A reader in California e-mailed the following comment about Pittsburgh in response to my initial posts: “It seems the stories in such a place are right on the surface, not distracted by the charminess of a place like the Bay Area.” That’s a pretty astute observation, and I especially liked her coinage of “charminess” to imply a negative connotation – charm as a veneer that can be misleading.
The topography of Pittsburgh is that of steep hills and river valleys, and it is this landscape which attracted the industrialists and the workers who settled here. While Pittsburgh has evolved into a high tech white-collar city over the past several decades, there is a blue-collar down-to-earth sensibility that remains deeply ingrained in the people who live here. That tenacity is symbolized by the homes that cling to the hillsides above the three rivers.
Pittsburgh’s hillside houses are not the “Painted Lady” Victorian row houses that cover the hills of San Francisco, or the cute and colorful “Little Boxes” on the slopes of that city’s southern peninsula. Our hillsides are more rugged and untamed, with hillside houses rising vertical and defiant, jutting up amid lush greenery, precipitous on the steep slopes and atop the crests. I didn’t always see their beauty, which may be an acquired appreciation. It’s an unexpected beauty, suddenly noticed when the morning light slants a certain way to sharply define the rooflines and angles, or when last rays of a sunset cast a golden glow reflected by the windows.
From the East End to the West End, the South Side Slopes to the North Side, Pittsburgh’s neighborhoods are defined and divided by hills and rivers. We don’t have a touristy and famous Lombard Street curving past stately homes, but we do have Rialto Street which steeply plummets with no curves straight down the side of Troy Hill and is as thrilling a ride as in any amusement park. There are grand and stately homes here, too, as well as genteel neighborhoods and gated communities, and there are even sections of Grandview Avenue on Mount Washington which remind me very much of San Francisco.
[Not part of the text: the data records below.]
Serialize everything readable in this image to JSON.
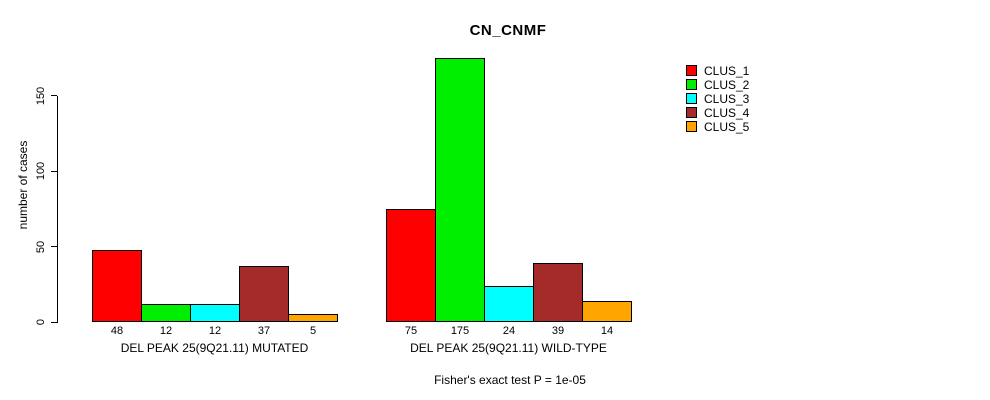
{
  "title": "CN_CNMF",
  "ylabel": "number of cases",
  "footer": "Fisher's exact test P = 1e-05",
  "chart_data": {
    "type": "bar",
    "title": "CN_CNMF",
    "xlabel": "",
    "ylabel": "number of cases",
    "ylim": [
      0,
      183
    ],
    "yticks": [
      0,
      50,
      100,
      150
    ],
    "grid": false,
    "legend_position": "right-inside",
    "series": [
      {
        "name": "CLUS_1",
        "color": "#FF0000",
        "values": [
          48,
          75
        ]
      },
      {
        "name": "CLUS_2",
        "color": "#00EE00",
        "values": [
          12,
          175
        ]
      },
      {
        "name": "CLUS_3",
        "color": "#00FFFF",
        "values": [
          12,
          24
        ]
      },
      {
        "name": "CLUS_4",
        "color": "#A52A2A",
        "values": [
          37,
          39
        ]
      },
      {
        "name": "CLUS_5",
        "color": "#FFA500",
        "values": [
          5,
          14
        ]
      }
    ],
    "groups": [
      {
        "label": "DEL PEAK 25(9Q21.11) MUTATED",
        "values": [
          48,
          12,
          12,
          37,
          5
        ]
      },
      {
        "label": "DEL PEAK 25(9Q21.11) WILD-TYPE",
        "values": [
          75,
          175,
          24,
          39,
          14
        ]
      }
    ],
    "bar_value_labels_shown": true
  }
}
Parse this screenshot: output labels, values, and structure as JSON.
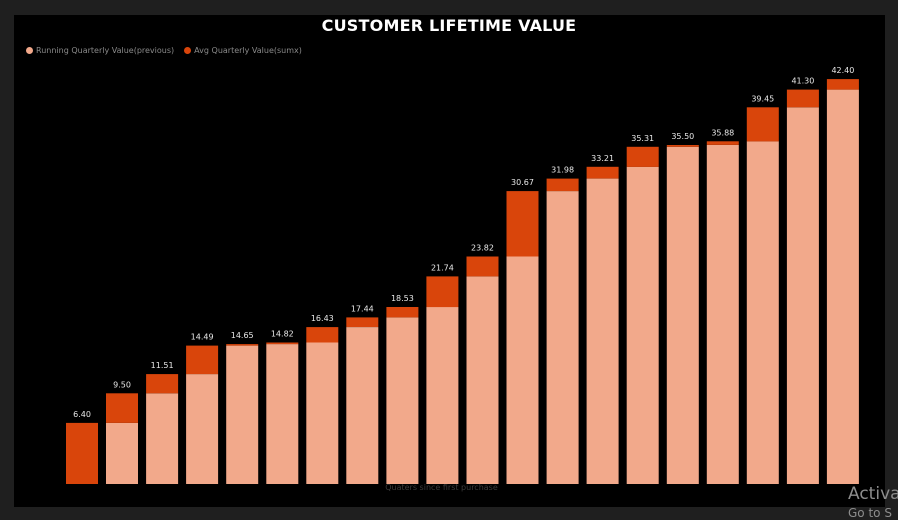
{
  "chart_data": {
    "type": "bar",
    "stacked": true,
    "title": "CUSTOMER LIFETIME VALUE",
    "xlabel": "Quaters since first purchase",
    "ylabel": "",
    "grid": false,
    "legend_position": "top-left",
    "categories": [
      "",
      "",
      "",
      "",
      "",
      "",
      "",
      "",
      "",
      "",
      "",
      "",
      "",
      "",
      "",
      "",
      "",
      "",
      "",
      ""
    ],
    "series": [
      {
        "name": "Running Quarterly Value(previous)",
        "color": "#f2a98b",
        "values": [
          0,
          6.4,
          9.5,
          11.51,
          14.49,
          14.65,
          14.82,
          16.43,
          17.44,
          18.53,
          21.74,
          23.82,
          30.67,
          31.98,
          33.21,
          35.31,
          35.5,
          35.88,
          39.45,
          41.3
        ]
      },
      {
        "name": "Avg Quarterly Value(sumx)",
        "color": "#d9450b",
        "values": [
          6.4,
          3.1,
          2.01,
          2.98,
          0.16,
          0.17,
          1.61,
          1.01,
          1.09,
          3.21,
          2.08,
          6.85,
          1.31,
          1.23,
          2.1,
          0.19,
          0.38,
          3.57,
          1.85,
          1.1
        ]
      }
    ],
    "totals": [
      "6.40",
      "9.50",
      "11.51",
      "14.49",
      "14.65",
      "14.82",
      "16.43",
      "17.44",
      "18.53",
      "21.74",
      "23.82",
      "30.67",
      "31.98",
      "33.21",
      "35.31",
      "35.50",
      "35.88",
      "39.45",
      "41.30",
      "42.40"
    ],
    "ylim": [
      0,
      45
    ]
  },
  "watermark": {
    "line1": "Activa",
    "line2": "Go to S"
  }
}
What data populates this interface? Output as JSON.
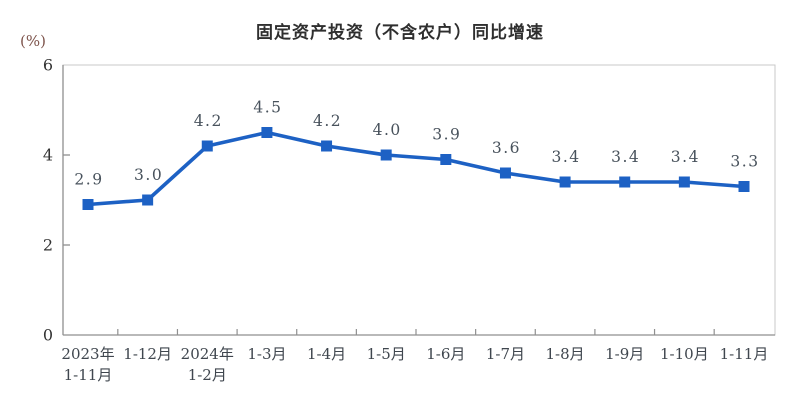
{
  "title": "固定资产投资（不含农户）同比增速",
  "unit_label": "(%)",
  "colors": {
    "line": "#1d61c4",
    "marker": "#1d61c4",
    "data_label": "#48525c",
    "category_label": "#3f464e",
    "tick_label": "#333333",
    "title": "#2f2f2f",
    "unit_label": "#7d534b",
    "axis_line": "#8f8f8f",
    "border": "#c9c9c9"
  },
  "chart_data": {
    "type": "line",
    "title": "固定资产投资（不含农户）同比增速",
    "xlabel": "",
    "ylabel": "(%)",
    "categories": [
      "2023年\n1-11月",
      "1-12月",
      "2024年\n1-2月",
      "1-3月",
      "1-4月",
      "1-5月",
      "1-6月",
      "1-7月",
      "1-8月",
      "1-9月",
      "1-10月",
      "1-11月"
    ],
    "values": [
      2.9,
      3.0,
      4.2,
      4.5,
      4.2,
      4.0,
      3.9,
      3.6,
      3.4,
      3.4,
      3.4,
      3.3
    ],
    "data_labels": [
      "2.9",
      "3.0",
      "4.2",
      "4.5",
      "4.2",
      "4.0",
      "3.9",
      "3.6",
      "3.4",
      "3.4",
      "3.4",
      "3.3"
    ],
    "ylim": [
      0,
      6
    ],
    "yticks": [
      0,
      2,
      4,
      6
    ],
    "grid": false,
    "legend": "none",
    "marker": "square"
  }
}
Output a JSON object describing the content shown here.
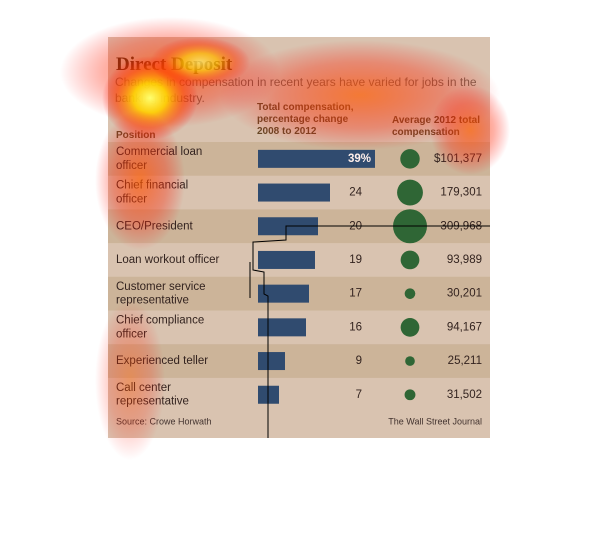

It seems I’m fated to always compare these two cities, loving each of them in different ways. But I’ve long ago claimed Pittsburgh as home. It’s a city with a rich literary history, an active writing and artistic community, and a visually interesting landscape. One of my favorite writers here, Chuck Kinder, wryly describes Pittsburgh as the “Paris of the Appalachians.” Now that sounds like just my kind of town.